Interpretive Summary: Strawberries have a short shelflife of 5 to 7 days. Fruit must be harvested near full ripeness, making them soft and susceptible to injury and decay. High quality fruit are bright red, sweet, firm, and flavorful. For fresh market use, fruit are cooled as soon as possible and maintained under refrigeration. For processing, fruit are cooled then individually quick frozen. There are new technologies and research on strawberries to enhance shelflife before and after harvest. These include use of controlled atmosphere storage, where fruit are stored under high levels of carbon dioxide, the use of naturally produced volatiles to inhibit fungal growth, and the use of molecular biology to locate the genes responsible for softening and ripening.
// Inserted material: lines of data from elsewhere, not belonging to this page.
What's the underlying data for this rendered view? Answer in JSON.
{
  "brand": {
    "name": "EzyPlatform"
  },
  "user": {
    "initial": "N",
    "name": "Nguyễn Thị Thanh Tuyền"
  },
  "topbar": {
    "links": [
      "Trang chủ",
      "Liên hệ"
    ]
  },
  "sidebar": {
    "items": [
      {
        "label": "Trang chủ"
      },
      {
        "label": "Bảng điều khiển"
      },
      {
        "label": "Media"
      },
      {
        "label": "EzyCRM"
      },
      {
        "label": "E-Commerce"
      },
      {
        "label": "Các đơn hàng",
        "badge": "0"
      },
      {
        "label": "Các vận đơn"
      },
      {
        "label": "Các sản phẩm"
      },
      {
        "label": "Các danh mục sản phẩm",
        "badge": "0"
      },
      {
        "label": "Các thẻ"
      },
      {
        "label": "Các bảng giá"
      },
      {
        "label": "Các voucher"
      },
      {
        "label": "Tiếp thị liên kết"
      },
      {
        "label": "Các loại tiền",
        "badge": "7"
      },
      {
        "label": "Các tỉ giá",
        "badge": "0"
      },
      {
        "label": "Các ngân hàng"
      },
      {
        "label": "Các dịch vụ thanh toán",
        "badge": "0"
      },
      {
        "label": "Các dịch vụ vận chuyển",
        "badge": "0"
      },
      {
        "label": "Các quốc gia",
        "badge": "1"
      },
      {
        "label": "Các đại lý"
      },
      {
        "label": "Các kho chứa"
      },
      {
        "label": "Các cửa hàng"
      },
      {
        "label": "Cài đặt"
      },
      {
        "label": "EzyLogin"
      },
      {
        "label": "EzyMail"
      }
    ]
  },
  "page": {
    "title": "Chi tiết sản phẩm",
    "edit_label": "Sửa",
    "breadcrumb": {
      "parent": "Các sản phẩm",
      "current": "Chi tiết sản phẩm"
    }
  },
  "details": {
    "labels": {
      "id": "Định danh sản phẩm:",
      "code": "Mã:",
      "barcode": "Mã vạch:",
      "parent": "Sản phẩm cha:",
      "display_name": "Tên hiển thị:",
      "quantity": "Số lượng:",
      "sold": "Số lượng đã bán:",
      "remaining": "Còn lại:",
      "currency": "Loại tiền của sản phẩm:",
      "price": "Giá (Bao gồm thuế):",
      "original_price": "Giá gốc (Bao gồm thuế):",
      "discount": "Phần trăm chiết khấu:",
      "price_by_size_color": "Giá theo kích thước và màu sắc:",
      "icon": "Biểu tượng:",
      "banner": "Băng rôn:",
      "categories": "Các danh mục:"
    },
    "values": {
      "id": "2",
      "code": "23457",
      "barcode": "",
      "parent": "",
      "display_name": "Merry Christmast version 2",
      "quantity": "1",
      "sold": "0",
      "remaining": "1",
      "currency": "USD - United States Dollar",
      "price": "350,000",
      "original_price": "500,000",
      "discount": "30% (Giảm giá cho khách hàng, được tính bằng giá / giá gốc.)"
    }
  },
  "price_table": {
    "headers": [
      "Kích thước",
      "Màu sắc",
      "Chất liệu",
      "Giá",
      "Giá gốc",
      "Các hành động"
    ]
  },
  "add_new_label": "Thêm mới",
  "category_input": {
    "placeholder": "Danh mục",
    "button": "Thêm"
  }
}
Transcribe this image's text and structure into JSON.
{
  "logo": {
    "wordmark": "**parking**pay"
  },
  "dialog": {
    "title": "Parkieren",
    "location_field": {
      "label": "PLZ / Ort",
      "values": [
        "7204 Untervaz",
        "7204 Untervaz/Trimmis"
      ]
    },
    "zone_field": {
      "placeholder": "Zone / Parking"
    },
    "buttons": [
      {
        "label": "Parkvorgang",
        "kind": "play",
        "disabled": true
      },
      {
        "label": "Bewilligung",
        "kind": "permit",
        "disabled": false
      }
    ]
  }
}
Technical Abstract: Strawberry fruit are highly perishable. Fruit must be harvested when fully ripe and consequently are soft, have a high respiration rate, and are more susceptible to handling injury and decay. Postharvest handling for fresh market use requires removal of field heat followed by refrigeration during transit and storage. More widespread use of controlled atmosphere storage (high carbon dioxide) during transit and storage is being used to inhibit decay and maintain bright color. Individual quick freeze (IQF) is now being used more frequently for fruit destined for processing markets. New technologies for postharvest handling include use of hydrocooling, naturally produced volatiles or competitive organisms for fungal inhibition, and changes in packaging. Use of molecular biology and improved knowledge of strawberry aromatic biosynthesis may lead to firmer, more flavorful fruit with longer shelflife.